Il PIL russo è tornato a crescere nel 2017 (+1,5%) dopo due anni di contrazione e la ripresa è destinata a continuare nel corso del biennio 2018-2019, grazie principalmente al rimbalzo dei prezzi del petrolio e all’aumento della domanda interna. Tuttavia, continuano a pesare le debolezze strutturali e l’impatto negativo delle sanzioni su produttività e investimenti. I principali rischi al ribasso a breve termine per le prospettive di crescita sono rappresentati dalla volatilità dei tassi di cambio e l’aumento dell’inflazione come conseguenza delle tensioni geopolitiche: ad agosto gli USA hanno imposto ulteriori sanzioni, incluso il divieto di esportare in Russia beni e tecnologie sensibili alla sicurezza, mentre a breve si profilano ulteriori misure restrittive in ottica commerciale. Atradius prevede la crescita dei consumi privati attestarsi su livelli robusti nei prossimi mesi, spinta dalla maggiore fiducia dei consumatori e da un più basso tasso di inflazione in grado di accrescere il reddito reale disponibile. La Russia ha visto un costante calo dell’inflazione sui prezzi al consumo dalla fine del 2015, permettendo alla Banca Centrale di tagliare più volte il tasso core al 7,25%. Un ulteriore allentamento monetario a sostegno della crescita è previsto a medio termine. Nonostante ciò, per quest’anno si prevede una crescita reale degli investimenti fissi ancora contenuta a causa dell’elevato livello di rischio percepito, delle inefficienze burocratiche e del debole contesto istituzionale.

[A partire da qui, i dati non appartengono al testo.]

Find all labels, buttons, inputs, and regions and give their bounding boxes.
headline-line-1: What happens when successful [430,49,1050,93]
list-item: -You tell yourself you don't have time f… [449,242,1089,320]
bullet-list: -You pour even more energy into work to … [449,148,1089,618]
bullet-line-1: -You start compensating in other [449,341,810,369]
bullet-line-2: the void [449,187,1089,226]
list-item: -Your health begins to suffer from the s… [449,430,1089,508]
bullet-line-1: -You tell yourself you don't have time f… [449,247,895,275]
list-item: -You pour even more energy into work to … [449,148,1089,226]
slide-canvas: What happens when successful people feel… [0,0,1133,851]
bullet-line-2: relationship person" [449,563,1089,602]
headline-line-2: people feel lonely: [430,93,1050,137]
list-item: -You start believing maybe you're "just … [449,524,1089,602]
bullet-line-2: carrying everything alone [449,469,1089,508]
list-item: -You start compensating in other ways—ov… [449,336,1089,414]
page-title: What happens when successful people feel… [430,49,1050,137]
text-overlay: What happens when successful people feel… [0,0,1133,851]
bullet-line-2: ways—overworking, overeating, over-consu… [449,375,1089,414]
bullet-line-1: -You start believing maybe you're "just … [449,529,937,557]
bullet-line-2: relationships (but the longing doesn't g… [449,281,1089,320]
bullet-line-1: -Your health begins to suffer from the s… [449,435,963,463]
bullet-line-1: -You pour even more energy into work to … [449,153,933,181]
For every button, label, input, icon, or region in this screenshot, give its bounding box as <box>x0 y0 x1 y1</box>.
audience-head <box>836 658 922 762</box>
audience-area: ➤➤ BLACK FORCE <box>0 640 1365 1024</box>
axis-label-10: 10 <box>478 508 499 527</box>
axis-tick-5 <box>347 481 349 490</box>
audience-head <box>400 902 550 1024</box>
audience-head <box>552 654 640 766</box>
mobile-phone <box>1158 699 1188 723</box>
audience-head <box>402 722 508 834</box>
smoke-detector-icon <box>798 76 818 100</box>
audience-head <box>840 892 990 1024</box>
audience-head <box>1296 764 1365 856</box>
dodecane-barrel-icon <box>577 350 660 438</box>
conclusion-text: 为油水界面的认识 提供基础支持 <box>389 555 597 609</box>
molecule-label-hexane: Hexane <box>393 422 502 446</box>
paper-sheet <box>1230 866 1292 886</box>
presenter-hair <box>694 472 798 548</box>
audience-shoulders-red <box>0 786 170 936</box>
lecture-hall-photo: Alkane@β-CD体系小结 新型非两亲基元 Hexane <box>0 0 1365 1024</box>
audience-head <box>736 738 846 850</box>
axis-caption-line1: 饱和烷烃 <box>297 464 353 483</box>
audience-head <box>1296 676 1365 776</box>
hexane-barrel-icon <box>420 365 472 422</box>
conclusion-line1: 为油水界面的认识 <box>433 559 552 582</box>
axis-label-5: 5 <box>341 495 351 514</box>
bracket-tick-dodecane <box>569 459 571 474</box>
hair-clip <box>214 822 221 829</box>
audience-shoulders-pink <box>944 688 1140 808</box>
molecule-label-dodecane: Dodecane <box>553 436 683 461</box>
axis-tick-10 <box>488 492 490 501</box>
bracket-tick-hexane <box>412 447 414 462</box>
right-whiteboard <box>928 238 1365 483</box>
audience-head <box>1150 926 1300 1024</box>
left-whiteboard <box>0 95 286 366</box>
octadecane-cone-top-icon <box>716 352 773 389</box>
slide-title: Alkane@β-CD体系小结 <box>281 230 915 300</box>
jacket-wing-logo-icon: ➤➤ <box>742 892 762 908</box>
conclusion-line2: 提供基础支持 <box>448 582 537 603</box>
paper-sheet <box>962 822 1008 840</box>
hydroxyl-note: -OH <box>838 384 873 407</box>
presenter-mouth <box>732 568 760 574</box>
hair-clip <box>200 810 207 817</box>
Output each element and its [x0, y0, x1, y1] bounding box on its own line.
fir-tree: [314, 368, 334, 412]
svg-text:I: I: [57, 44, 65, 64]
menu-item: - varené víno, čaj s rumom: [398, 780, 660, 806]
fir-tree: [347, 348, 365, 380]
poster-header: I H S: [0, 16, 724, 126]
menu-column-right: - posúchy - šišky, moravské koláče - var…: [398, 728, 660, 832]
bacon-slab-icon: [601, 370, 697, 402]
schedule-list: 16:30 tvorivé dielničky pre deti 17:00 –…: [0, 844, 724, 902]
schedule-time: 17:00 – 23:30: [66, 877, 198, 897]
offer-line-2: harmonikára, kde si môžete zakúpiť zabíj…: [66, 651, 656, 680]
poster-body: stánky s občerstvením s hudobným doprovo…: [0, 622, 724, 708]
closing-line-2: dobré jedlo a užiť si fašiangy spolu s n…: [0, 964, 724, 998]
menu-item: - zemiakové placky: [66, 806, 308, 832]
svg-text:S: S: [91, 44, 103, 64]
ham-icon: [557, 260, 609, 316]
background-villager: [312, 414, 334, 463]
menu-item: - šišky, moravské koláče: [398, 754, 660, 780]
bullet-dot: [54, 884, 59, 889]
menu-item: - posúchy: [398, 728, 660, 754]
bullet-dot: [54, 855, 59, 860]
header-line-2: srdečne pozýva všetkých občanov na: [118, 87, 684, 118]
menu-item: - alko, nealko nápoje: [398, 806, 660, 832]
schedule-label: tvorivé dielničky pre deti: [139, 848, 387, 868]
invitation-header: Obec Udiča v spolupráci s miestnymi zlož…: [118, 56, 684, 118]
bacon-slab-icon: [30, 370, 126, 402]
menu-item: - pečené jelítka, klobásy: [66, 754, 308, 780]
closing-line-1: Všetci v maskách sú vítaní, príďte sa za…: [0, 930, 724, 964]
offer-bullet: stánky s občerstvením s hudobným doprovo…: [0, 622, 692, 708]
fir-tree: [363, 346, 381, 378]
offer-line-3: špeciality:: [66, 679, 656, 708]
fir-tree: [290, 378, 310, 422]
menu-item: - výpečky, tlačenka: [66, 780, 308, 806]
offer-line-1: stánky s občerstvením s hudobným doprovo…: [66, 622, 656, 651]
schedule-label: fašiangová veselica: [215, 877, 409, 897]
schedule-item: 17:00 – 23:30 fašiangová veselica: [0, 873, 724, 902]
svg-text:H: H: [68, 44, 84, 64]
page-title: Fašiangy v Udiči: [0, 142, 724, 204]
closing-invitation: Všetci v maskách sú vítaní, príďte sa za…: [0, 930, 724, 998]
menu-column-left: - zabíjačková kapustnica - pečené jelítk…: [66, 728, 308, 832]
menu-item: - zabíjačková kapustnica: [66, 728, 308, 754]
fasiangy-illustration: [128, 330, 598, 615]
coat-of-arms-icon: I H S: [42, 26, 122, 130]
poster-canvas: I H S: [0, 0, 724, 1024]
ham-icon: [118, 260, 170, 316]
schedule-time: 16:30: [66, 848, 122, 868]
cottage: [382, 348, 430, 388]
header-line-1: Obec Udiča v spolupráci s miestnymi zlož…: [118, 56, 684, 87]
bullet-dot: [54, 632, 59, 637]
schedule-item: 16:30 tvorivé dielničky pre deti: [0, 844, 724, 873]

Dallo scorso anno il settore bancario russo ha iniziato una lenta ripresa, tuttavia il lancio di nuove sanzioni dirette principalmente contro gli oligarchi russi, le loro società e la capacità di fare business minaccia di inibire la ripresa, generando incertezza e minori investimenti. Ecco allora che le misure restrittive varate da UE e USA potrebbero avere un impatto molto significativo a medio e lungo termine sulla capacità di rifinanziamento delle principali società e banche nazionali. In questo scenario la Banca Centrale consente al rublo di fluttuare, da un lato deprezzandosi e generando inflazione, ma allo stesso tempo agendo anche come ammortizzatore per il conto delle partite correnti, previsto rimanere in attivo nel biennio 2018-2019.
Va inoltre considerato che la politica economica russa durante la precedente recessione è stata piuttosto prudente: nonostante il debito pubblico di circa il 12% del PIL e la pressione dei bassi prezzi del petrolio sul bilancio, il disavanzo pubblico è stato mantenuto entro margini accettabili. Ecco allora che, al fine di sostenere una maggiore spesa sociale nei prossimi anni, il governo prevede di aumentare l’imposta sul valore aggiunto dal 18% al 20% a partire dal gennaio 2019 e ha già innalzato l’età pensionabile. L’esecutivo ha confermato l’obiettivo di pareggio del bilancio entro il 2020, utilizzando un prezzo fisso del petrolio di 40 dollari al barile: eventuali entrate extra generate da un prezzo del petrolio più elevato potranno essere utilizzate per intervenire nel mercato valutario e per generare ulteriori riserve valutarie, per poter così allentare la dipendenza dai prestiti internazionali e perseguire una politica economica più indipendente.
Nonostante il continuo rimbalzo economico, secondo gli analisti le prospettive a lungo termine di tassi di crescita più elevati e sostenibili rimangono contenute, dal momento che le debolezze strutturali e l’impatto negativo delle sanzioni su produttività e investimenti continueranno a pesare sulla crescita. Il clima imprenditoriale russo è ancora fermo in materia di diritti di proprietà, infrastrutture deboli e mancanza di concorrenza nei mercati. Le autorità sembrano non essere ancora riuscite a cogliere l’opportunità di rafforzare la struttura economica del Paese e migliorare in questo modo il comparto non idrocarburi investendo in altri settori per diversificare l’economia dal settore dominante. Esiste un deterrente di fondo per gli investimenti, assolutamente necessario per modernizzare il settore energetico e aiutare a diversificare l’economia: ancor prima dello scoppio della crisi ucraina, il livello degli investimenti era troppo basso e gli IDE erano troppo limitati a causa di un clima economico ostile e del controllo statale su vaste aree dell’economia. Ed è proprio questa debolezza il bersaglio delle ultime sanzioni internazionali imposte da UE e USA che mirano a impedire i trasferimenti di tecnologia e il finanziamento alle imprese russe, in particolare in settori critici come energia e armamenti.